Otro instante clave se da en la relación con los editores. Vivo un aprendizaje continuo con ellos, he tenido la suerte de que mis libros hayan pasado por las manos de maestros de esa difícil profesión -siempre tan puesta en tela de juicio-.
En mi experiencia lo más importante es no ver en el editor a un intruso sino esa “otra mirada” que con mayor distanciamiento permite encausar las trampas que nos suele hacer la pasión.
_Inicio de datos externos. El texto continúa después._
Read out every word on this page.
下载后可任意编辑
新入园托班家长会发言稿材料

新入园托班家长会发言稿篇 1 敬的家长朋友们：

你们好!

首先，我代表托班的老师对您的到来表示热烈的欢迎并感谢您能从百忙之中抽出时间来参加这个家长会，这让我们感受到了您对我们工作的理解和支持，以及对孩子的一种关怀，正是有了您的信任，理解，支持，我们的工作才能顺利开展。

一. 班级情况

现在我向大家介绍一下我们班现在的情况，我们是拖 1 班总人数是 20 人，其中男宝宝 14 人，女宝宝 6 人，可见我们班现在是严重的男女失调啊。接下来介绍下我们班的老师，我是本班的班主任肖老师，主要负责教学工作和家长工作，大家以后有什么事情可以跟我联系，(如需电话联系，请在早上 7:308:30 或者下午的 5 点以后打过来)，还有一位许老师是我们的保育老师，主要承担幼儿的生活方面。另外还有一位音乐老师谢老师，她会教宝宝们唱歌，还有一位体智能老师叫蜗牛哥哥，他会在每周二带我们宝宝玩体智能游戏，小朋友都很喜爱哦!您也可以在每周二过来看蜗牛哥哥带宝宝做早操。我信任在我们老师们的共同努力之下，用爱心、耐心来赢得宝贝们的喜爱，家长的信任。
El mejor editor es el que propicia la discusión provechosa, donde cada uno defiende pródigamente sus valoraciones y al final sólo queda compartir la complicidad con el libro. Me agrada el editor que se me oponga, aquel que me haga superarme, siempre he creído con sinceridad que si desaparece la contraparte mueren infinitas posibilidades de dotar de nuevas dimensiones el texto.
En la literatura infantil, otra mirada que resulta determinante es la de los ilustradores. Esta relación resulta bastante complicada en mi caso, pues me considero ese tipo de escritor –irresistible supongo- que ve más allá de las letras.
Cuando escribo me asaltan las imágenes que deben acompañar al libro, creo conceptos, y hasta en los aspectos relacionados con el diseño “siento” que debo intervenir. Alguna que otra vez se me han facilitado las cosas y en muchas otras he contemplado los toros desde las barreras (la posición más difícil para mí). A lo mejor sea un error pero hasta el momento y sin faltar a la verdad me complace más el resultado cuando estoy dentro de la batalla. Sin embargo, la verdad llama a la puerta, no siempre se puede lograr esa relación y a veces hasta se generan conflictos. Por tanto me he prometido interesarme más por la escritura y dar mayor libertad a quienes ilustran: vamos a ver cuánto dura tal decisión.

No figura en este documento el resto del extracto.